Caesar's Arms is the name of a hostelry and restaurant in the village of Creigiau, Pentyrch parish. Here is the relevant recorded information:
Caesar's Arms 2007
Name Occupant Date
Caesar Arms inn [William Collins] 1914
Caesar Arms (Tavern) [John Collins] 1901
Caeser Arms [John Thomas] 1891,
Cesar Arms [Martha Israel] 1881
Caesar Arms [Martha Israel] 1871
Ceasser Arms [Thomas Simon] 1861
Nant y Kessall [Thomas Hopkin (sic), farmer] 1851
Nantykessar [Thomas Hopkins, farmer] 1841
Nant y cesall 1833
Nant y Cessar 1796
nant y kessar 1570
The earliest names, nant y kessar, Nant y Cessar etc. are the names of a stream that flows near the village of Creigiau, in the parish of Pentyrch (pronounced pen-tirch rather than the recently usurped and maligned pen-turk). nant y kessar and Nant y Cessar etc. are scribal efforts at recording the Gwentian dialect form of the Welsh collective noun cesair ‘hailstones'.
Other streams named in similar fashion to reflect low water temperature include Nant yr Eira (snow), Odnant (snow), Nant Iaen (ice), Oernant (cold) along with Afon Genllysg (hailstones).
Nant y cesall is an example of the interchange of final -r and -l of some Welsh words e.g. corner > cornel, dresser > dresel, razor > rasel, mesur > mesul etc.
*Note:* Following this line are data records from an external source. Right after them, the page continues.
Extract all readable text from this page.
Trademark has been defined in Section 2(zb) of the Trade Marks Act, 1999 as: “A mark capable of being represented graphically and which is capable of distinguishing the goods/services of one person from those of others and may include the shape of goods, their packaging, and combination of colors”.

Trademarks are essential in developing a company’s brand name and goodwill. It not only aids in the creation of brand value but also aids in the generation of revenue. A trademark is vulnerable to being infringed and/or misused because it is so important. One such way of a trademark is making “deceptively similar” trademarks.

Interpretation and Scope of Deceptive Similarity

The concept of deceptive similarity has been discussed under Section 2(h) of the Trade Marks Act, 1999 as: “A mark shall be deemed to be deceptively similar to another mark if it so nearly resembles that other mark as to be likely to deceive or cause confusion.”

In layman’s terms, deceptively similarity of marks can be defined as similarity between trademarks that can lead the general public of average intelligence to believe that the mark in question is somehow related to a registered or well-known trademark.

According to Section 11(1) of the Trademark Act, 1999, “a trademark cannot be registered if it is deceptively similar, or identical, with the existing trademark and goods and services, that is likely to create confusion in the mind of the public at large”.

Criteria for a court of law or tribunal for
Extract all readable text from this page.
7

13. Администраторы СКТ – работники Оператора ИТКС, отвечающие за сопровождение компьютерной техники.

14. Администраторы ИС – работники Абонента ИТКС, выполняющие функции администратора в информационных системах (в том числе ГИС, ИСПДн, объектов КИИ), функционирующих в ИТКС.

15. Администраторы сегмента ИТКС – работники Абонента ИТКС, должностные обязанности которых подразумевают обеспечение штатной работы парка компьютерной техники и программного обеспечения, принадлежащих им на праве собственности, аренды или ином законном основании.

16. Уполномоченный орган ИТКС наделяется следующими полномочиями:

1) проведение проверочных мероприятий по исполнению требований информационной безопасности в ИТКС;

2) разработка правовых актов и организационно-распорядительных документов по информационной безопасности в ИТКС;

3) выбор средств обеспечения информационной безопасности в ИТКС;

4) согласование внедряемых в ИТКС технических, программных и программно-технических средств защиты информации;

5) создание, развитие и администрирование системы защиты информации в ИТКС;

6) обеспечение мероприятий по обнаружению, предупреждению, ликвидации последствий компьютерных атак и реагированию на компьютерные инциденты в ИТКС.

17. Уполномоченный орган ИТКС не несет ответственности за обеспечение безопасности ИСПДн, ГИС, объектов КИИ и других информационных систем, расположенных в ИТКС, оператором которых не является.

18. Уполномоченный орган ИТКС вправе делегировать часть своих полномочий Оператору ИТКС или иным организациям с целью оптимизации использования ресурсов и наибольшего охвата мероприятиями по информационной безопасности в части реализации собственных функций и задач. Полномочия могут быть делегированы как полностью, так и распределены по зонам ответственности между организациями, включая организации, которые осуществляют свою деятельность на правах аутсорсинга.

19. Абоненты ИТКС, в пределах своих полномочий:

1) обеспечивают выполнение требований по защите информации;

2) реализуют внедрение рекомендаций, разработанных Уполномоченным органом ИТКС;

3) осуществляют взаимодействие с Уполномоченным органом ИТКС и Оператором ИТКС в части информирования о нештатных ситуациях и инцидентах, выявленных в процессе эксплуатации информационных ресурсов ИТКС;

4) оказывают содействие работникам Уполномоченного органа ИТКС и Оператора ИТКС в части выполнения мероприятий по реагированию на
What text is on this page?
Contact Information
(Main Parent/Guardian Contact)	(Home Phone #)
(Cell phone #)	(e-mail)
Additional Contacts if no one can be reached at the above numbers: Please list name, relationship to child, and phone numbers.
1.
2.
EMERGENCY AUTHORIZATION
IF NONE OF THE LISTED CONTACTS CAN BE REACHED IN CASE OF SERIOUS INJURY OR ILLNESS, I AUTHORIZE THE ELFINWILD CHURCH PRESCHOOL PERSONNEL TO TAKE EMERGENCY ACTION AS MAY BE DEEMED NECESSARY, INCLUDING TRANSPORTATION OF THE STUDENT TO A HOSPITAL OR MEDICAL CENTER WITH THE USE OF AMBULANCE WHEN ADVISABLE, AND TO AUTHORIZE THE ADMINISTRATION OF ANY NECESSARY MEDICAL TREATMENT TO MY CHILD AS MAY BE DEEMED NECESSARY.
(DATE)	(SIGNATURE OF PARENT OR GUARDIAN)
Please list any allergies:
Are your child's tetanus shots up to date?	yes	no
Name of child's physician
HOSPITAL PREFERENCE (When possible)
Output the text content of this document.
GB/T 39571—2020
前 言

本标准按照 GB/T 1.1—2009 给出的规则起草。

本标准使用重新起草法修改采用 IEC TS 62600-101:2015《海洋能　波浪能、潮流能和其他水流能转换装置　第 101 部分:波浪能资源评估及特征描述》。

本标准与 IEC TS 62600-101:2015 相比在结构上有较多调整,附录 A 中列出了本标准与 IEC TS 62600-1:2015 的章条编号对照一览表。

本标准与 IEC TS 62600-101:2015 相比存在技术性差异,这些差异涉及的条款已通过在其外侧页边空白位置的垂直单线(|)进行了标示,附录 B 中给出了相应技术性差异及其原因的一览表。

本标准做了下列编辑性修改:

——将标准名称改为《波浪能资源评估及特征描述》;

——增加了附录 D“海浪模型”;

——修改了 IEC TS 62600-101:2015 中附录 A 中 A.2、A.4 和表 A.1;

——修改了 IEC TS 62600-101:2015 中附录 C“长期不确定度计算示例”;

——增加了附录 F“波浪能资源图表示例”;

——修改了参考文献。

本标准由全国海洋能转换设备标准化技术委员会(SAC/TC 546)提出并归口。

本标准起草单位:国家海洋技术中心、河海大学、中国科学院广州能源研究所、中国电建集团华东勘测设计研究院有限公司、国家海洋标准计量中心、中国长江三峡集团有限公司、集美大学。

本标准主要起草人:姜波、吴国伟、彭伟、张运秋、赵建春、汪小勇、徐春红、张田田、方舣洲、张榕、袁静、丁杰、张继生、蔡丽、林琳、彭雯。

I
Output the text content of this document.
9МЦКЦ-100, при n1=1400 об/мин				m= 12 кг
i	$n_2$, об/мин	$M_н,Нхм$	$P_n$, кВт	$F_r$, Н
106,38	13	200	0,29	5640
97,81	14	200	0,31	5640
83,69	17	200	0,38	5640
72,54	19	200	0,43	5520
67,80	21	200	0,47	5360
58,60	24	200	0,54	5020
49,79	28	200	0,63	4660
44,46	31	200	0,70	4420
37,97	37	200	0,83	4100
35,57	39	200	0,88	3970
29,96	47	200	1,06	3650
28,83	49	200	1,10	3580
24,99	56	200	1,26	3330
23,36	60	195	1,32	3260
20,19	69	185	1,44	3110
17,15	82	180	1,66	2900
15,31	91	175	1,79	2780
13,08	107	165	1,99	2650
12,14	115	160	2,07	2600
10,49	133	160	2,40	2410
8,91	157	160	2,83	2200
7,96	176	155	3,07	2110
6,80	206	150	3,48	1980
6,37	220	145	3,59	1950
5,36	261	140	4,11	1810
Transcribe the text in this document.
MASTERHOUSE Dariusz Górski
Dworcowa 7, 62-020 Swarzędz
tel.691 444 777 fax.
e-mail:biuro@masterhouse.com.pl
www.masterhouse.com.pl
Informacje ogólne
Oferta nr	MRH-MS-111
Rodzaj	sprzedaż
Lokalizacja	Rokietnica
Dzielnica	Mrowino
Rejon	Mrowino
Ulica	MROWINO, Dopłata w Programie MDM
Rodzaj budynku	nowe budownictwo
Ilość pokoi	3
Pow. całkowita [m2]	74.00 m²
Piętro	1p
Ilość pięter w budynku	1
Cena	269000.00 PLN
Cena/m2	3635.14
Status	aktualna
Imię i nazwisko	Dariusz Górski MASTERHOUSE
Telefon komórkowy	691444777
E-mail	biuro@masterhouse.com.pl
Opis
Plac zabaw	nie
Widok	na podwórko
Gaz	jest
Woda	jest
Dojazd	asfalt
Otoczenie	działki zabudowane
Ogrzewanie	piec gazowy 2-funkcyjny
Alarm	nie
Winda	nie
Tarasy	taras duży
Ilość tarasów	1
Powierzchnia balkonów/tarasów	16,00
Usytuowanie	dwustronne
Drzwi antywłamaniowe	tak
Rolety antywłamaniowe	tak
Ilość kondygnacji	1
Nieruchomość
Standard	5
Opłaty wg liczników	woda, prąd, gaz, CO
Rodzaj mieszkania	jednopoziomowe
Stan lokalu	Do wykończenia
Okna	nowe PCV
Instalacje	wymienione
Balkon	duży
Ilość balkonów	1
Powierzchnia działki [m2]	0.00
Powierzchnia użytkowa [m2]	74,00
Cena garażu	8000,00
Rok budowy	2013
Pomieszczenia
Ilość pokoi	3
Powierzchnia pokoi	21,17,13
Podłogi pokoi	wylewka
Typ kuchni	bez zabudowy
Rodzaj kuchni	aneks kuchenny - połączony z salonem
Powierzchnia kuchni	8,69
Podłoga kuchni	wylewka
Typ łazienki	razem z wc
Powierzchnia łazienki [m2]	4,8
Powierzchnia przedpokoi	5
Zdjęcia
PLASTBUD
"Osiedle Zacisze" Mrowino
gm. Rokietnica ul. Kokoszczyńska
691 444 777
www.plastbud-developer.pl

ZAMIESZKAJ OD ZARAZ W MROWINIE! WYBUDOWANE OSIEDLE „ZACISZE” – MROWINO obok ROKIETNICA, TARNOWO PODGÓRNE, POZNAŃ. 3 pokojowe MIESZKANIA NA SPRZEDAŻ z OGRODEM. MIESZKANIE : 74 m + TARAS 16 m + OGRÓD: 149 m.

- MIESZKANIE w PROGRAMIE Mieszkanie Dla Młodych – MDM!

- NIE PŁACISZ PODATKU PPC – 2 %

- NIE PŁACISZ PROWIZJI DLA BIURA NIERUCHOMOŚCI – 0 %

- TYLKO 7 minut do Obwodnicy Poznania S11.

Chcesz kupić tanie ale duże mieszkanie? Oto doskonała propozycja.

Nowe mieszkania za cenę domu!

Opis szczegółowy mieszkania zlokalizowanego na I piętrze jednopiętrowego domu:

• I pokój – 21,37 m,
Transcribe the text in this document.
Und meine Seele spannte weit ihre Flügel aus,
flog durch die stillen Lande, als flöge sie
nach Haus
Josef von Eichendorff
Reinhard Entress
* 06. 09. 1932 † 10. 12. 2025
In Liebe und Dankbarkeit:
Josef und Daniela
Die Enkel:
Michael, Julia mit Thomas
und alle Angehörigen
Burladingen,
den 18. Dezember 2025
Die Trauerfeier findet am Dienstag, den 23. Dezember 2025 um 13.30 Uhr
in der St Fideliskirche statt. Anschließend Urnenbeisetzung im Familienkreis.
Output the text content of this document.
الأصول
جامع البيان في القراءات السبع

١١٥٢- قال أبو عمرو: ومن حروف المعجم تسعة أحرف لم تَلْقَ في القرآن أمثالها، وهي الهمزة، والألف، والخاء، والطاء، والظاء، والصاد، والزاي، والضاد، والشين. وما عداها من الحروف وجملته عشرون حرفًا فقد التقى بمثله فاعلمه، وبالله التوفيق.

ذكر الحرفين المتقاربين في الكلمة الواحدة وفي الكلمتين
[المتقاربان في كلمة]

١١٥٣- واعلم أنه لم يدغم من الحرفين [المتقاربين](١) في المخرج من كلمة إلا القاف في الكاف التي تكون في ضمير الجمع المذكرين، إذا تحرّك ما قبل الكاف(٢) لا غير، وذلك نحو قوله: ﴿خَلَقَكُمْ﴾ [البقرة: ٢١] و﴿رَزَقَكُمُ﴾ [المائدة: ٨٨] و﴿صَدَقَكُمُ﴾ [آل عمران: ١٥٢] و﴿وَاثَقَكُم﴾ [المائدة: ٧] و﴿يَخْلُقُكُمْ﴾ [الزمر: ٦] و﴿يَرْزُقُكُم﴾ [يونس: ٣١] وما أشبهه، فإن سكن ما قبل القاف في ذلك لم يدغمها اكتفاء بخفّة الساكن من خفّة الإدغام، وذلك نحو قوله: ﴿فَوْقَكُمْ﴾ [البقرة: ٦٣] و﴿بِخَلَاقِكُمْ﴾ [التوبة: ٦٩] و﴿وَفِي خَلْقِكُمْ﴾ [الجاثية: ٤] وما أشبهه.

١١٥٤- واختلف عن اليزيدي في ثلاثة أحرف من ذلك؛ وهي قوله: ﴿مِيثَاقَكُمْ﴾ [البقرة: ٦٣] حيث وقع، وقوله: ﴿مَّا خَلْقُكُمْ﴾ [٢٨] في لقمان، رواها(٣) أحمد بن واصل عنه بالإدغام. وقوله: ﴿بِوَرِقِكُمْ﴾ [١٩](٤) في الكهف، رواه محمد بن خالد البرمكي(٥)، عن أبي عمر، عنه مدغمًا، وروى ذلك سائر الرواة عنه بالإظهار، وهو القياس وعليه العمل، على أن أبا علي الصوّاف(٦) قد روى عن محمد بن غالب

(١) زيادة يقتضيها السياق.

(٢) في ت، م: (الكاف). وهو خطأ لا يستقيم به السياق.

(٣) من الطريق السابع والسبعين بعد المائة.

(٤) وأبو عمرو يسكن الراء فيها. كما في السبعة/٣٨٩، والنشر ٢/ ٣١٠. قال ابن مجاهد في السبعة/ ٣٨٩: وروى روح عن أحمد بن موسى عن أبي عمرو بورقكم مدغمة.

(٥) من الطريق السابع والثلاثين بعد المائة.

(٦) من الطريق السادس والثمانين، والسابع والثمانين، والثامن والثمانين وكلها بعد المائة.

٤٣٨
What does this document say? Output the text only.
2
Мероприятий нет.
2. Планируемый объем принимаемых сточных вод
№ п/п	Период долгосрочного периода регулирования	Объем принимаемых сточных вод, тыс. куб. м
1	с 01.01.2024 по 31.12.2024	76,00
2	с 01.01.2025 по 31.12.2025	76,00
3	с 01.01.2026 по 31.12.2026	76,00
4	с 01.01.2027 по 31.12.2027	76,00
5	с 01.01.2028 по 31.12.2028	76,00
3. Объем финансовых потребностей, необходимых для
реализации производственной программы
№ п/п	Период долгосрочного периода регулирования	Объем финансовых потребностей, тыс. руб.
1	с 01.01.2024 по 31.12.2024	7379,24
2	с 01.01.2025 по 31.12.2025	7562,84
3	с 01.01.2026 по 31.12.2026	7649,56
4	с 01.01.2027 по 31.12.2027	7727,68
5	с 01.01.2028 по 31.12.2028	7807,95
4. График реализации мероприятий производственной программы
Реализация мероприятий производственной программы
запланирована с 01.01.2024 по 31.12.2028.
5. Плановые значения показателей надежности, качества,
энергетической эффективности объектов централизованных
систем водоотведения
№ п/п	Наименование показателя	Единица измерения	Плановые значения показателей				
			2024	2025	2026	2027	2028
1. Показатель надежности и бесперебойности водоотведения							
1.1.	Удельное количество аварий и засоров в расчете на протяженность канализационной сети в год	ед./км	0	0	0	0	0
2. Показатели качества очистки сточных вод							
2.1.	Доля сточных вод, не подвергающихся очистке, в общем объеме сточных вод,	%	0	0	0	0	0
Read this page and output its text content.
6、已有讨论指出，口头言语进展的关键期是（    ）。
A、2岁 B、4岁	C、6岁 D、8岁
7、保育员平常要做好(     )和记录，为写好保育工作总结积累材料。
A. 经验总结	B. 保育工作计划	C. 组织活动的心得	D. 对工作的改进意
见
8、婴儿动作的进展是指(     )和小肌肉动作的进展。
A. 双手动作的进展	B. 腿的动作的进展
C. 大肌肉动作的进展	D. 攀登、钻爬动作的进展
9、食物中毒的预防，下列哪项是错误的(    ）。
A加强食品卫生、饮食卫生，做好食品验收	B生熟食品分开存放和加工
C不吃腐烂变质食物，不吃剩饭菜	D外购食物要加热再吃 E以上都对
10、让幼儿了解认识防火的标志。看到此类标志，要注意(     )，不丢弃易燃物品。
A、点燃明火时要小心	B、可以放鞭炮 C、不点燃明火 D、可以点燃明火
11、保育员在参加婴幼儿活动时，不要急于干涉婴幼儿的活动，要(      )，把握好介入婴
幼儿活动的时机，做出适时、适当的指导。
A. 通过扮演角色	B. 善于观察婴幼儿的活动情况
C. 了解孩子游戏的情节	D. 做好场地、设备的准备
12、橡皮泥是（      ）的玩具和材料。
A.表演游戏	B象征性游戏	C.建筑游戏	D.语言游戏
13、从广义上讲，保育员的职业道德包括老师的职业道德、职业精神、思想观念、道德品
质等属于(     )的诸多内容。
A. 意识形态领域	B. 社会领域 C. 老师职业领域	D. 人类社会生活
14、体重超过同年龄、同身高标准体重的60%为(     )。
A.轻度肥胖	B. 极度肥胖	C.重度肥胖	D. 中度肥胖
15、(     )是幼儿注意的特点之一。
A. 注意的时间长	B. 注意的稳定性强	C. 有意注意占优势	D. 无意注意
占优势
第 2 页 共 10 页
Nant-y-cesair stream gave its name to a smallholding located on its banks as indicated by the occupation of Thomas Hopkin(s), the occupant of the 1841 and 1851 census returns.
By 1861 however, the name and nature of the building had changed from the smallholding known as Nant y Cessar to a public house known as the Ceasser Arms. The final element of the stream-name had been retained as the first element of the inn name. The 1881 form of Cesar Arms is interesting and a key to the change of meaning.
As well as being the Gwentian dialect form of cesair, cesar is also the Welsh spelling for the Latin personal name Caesar as evidenced in the oft recited section of Mark 12, v. 17. ‘Rhoddwch yr eiddo Cesar i Cesar, a'r eiddo Duw i Dduw.' (‘render unto Caesar', etc.) It was only natural therefore to expect a change in the perceived meaning of the inn name over the years, along with the change in the language of the locality from being predominantly Welsh to predominantly English speaking.
It was well into the 20th century before an apostrophe s was added to Caesar to make the transition complete.
Today the Caesar's Arms sign depicts the face of a Roman ruler. Perhaps it would not be out of place if the image was sheltering from a wintry shower with a caption written underneath stating ‘Hail Ceasar!'
Caesar's Arms is from Cesar Arms which was derived from the earlier Nantycesair 'the hailstones stream'.